Ich begegnete einem Mann, der an die Allmacht der Presse glaubt.
Warum es leugnen? Man ist geschmeichelt, dergleichen zu hören, obgleich man weiß, daß dieser Glaube auf Täuschung beruht. Die Macht der Presse scheint sich immer mehr auf die Annoncen zu konzentrieren, weil da der Widerspruch die Neutralisierung ihrer Aussagen durch das geg den nlauteen Weltbewerb ausgeschlossen sind. Die politische Presse aber bietet das Schauspiel der beiden Löwen, die sich gegenseitig bis auf die Schwanzquaste auffressen. Da kann von Macht schwerlich noch die Rede sein. Wenn die grüne Partei in ihren Blättern verkündet, die gelbe Partei sei ein Sammelsurium von Beutelschneidern, so läßt die gelbe Partei in ihren Blättern ausposaunen, die Grünen seien alle- samt Kelchdiebe. Das gleicht sich aus. Und das Publikum besieht sich lächelnd die übriggebliebenen Schwanzquasten. Wo bleibt da die Macht?
Wenn nun trotzdem ein Mann an die Allmacht der Presse glaubt, so möchte ich ihm nicht widersprechen. Im Gegenteil, ich biete gerne die Hand zu dem Experiment, zu dem er mich aufgefordert hat.
Es handelt sich keineswegs um eine politische, wenn auch um eine öffentliche Angelegenheit. Eine überaus öffentliche, sogar. Nämlich die Uhr in der Bahnhofhalle von Luxemburg.
Eine Uhr hat bekanntlich den Zweck, die Zeit anzuzeigen. Darum muß sie so angebracht sein, daß man sie sehen kann. Ein unsichtbares Zifferblatt ist so zwecklos, wie Brombeeren, die ungepflückt im Wald umkommen.
Dies gilt von einer Bahnuhr noch viel mehr, als von allen andern Uhren.
Wir haben zwei Bahnuhren. Die eine, die vom Wurm herab draußen die Stunden kündet, die andere, die drinnen hängt. Allem Anschein nach dachte der Baumeister: Wer dem Bahnhof zueilt, steht draußen die Uhr, er weiß also Bescheid und braucht drinnen nicht nochmals auf die Uhr zu sehen.
Deshalb brachte er im Innern die Uhr so an, daß tatsächlich niemand die Zeit davon ablesen kann, wenigstens nicht bei Tage.
Obiges Räsonnement des Bahnhofbaumeisters ist lückenhaft. Es gibt zum Beispiel Reisende, die über einem guten Diner in der Bahnrestauration längst vergessen haben, was die Uhr draußen zeigte und die in der Halle ihre Uhr nach der Bahnzeit richten möchten. Unmöglich, zumal vormittags, wenn die Sonne grade hinter der Uhr steht. Diese hängt nämlich zwischen den hellen Fenstern, die für die Halle die Hauptlichtquelle darstellen, und der Beschauer ist derart geblendet, daß er die Uhr kaum sieht, geschweige denn die Stellung der Zeiger darauf unterscheiden kann.

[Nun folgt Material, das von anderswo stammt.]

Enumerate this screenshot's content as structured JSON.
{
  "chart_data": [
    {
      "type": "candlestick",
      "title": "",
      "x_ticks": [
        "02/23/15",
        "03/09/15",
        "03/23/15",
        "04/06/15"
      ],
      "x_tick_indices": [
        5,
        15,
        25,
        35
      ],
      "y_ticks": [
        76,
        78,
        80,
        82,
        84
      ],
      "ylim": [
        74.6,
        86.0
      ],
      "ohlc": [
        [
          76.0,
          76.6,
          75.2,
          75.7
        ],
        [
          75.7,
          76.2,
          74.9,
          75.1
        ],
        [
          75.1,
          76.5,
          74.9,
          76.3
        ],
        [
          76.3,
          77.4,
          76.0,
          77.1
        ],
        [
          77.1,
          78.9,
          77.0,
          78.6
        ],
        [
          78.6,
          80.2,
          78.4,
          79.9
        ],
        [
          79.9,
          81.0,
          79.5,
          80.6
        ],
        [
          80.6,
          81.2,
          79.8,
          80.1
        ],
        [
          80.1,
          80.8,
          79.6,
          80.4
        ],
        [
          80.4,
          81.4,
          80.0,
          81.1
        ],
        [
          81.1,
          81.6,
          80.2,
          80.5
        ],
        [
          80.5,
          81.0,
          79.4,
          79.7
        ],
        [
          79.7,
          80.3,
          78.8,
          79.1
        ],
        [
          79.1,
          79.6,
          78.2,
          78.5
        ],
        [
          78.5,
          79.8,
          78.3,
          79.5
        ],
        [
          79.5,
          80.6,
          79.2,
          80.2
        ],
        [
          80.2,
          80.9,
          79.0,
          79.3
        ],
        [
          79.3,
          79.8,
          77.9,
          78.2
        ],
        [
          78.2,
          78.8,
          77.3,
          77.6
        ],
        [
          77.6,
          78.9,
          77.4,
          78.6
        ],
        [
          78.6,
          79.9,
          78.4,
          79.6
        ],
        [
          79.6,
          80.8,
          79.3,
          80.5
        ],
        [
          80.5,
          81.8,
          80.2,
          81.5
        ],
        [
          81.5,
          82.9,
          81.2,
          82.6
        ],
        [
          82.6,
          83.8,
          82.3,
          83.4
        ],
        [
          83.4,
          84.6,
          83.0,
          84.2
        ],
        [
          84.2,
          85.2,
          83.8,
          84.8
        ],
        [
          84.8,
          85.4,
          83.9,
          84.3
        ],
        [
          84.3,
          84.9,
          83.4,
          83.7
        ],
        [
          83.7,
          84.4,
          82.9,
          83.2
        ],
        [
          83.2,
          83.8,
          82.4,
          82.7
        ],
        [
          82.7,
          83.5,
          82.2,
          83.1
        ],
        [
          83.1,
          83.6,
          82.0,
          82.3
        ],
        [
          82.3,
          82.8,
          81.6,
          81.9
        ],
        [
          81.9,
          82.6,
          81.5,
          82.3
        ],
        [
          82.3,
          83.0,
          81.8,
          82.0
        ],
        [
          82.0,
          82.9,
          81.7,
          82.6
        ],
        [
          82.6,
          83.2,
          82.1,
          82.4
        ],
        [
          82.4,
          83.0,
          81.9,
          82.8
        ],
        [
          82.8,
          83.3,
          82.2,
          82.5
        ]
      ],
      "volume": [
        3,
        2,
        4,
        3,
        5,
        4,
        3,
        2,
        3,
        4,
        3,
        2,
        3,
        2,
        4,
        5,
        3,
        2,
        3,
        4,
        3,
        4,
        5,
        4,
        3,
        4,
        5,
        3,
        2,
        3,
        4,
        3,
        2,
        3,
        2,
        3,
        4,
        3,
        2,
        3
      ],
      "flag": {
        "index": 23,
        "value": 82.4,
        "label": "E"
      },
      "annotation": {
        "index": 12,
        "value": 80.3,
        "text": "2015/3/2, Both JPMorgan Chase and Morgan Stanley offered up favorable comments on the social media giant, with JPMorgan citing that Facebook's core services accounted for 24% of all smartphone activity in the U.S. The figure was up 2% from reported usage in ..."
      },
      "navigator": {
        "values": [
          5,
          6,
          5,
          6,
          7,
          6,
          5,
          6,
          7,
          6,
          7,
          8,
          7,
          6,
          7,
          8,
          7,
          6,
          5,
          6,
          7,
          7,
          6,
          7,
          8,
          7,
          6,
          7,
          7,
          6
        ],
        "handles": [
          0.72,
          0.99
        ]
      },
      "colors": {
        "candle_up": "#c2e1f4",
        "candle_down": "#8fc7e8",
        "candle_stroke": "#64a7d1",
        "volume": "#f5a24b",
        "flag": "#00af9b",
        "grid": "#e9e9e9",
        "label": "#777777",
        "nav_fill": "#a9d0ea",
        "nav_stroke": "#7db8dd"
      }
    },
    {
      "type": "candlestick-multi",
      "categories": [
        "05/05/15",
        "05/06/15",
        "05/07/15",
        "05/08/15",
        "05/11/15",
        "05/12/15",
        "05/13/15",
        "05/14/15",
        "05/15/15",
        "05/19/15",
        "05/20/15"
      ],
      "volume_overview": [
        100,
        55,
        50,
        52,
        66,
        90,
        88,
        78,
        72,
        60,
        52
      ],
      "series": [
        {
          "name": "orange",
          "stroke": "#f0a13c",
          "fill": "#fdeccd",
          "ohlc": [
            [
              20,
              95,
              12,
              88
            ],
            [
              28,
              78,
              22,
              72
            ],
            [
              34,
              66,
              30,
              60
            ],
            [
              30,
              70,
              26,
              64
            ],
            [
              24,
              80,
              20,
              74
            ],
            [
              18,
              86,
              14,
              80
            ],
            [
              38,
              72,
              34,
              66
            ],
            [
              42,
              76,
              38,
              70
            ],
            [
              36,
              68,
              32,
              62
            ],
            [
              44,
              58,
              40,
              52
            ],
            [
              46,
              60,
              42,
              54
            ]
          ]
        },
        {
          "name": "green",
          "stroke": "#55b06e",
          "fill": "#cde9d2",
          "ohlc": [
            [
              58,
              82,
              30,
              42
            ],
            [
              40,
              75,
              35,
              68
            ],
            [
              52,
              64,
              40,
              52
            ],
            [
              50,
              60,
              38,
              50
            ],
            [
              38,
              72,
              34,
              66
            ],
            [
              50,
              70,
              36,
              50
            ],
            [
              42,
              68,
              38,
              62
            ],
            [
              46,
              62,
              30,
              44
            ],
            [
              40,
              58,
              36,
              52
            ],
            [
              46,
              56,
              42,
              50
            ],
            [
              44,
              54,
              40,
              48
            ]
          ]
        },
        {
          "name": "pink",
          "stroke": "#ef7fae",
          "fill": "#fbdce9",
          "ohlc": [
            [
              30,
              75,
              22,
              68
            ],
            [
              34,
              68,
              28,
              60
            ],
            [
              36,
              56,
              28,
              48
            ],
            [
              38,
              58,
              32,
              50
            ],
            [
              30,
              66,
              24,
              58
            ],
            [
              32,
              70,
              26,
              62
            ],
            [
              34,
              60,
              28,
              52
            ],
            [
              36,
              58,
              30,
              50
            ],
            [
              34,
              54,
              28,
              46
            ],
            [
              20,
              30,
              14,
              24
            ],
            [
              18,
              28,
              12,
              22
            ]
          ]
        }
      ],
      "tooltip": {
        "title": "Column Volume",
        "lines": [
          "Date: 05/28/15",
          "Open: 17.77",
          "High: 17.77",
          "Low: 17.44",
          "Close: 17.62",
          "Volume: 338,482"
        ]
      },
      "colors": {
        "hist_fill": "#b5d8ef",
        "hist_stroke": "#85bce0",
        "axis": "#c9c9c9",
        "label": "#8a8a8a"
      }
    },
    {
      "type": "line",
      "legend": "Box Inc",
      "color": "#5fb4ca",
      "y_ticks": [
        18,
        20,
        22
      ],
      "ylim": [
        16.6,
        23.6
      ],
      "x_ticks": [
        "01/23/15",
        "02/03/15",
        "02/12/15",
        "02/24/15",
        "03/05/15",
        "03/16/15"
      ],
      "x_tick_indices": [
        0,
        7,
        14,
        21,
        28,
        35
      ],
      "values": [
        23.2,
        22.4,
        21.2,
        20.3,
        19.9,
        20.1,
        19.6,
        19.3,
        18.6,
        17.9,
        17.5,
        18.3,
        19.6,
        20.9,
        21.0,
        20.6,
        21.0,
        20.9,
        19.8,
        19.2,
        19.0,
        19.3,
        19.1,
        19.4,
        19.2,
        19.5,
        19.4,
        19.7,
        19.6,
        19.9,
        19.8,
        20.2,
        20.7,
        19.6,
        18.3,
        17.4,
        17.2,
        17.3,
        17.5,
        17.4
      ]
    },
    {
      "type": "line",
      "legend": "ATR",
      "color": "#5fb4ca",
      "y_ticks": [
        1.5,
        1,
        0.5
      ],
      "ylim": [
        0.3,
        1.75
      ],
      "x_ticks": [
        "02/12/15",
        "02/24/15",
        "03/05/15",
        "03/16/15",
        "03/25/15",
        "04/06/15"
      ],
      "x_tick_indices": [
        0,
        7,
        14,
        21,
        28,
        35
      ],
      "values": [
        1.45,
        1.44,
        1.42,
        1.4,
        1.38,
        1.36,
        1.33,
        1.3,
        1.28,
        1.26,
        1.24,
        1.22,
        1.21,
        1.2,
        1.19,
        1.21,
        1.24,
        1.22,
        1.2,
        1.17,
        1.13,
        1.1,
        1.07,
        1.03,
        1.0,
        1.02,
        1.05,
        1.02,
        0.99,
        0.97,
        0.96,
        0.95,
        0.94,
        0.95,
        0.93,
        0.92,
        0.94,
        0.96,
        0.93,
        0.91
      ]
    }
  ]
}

Als ich nun kürzlich unter allen möglichen Kopfverrenkungen und Abblendungsversuchen trotzdem dieser Uhr ihr Geheimnis zu entlocken trachtete, sagte der eingangs erwähnte Mann, ich sollte doch mal in die Zeitung schreiben, die Uhr müßte anders angebracht werden, am besten inmitten der Halle, wo man sie bequem von allen vier Seiten sehen könnte. Und er wußte gar von einem Fall zu erzählen, wo eine ähnliche Reform in der Zeitung verlangt wurde und nach vierzehn Tagen schon durchgeführt war.
Ja, wenn sie bei der Bahn solche maßgebende Stellen haben, die sich wirklich etwas daraus machen, wenn die Zeitungen im Namen des Publikums etwas verlangen, dann allerdings. Dann ist es ja auch nicht ausgeschlossen, daß die Bahnhofuhr noch einmal ihren Zweck erfüllt.
Aber die Presse ist dafür bezahlt, skeptisch zu sein - bis zum Beweis des Gegenteils.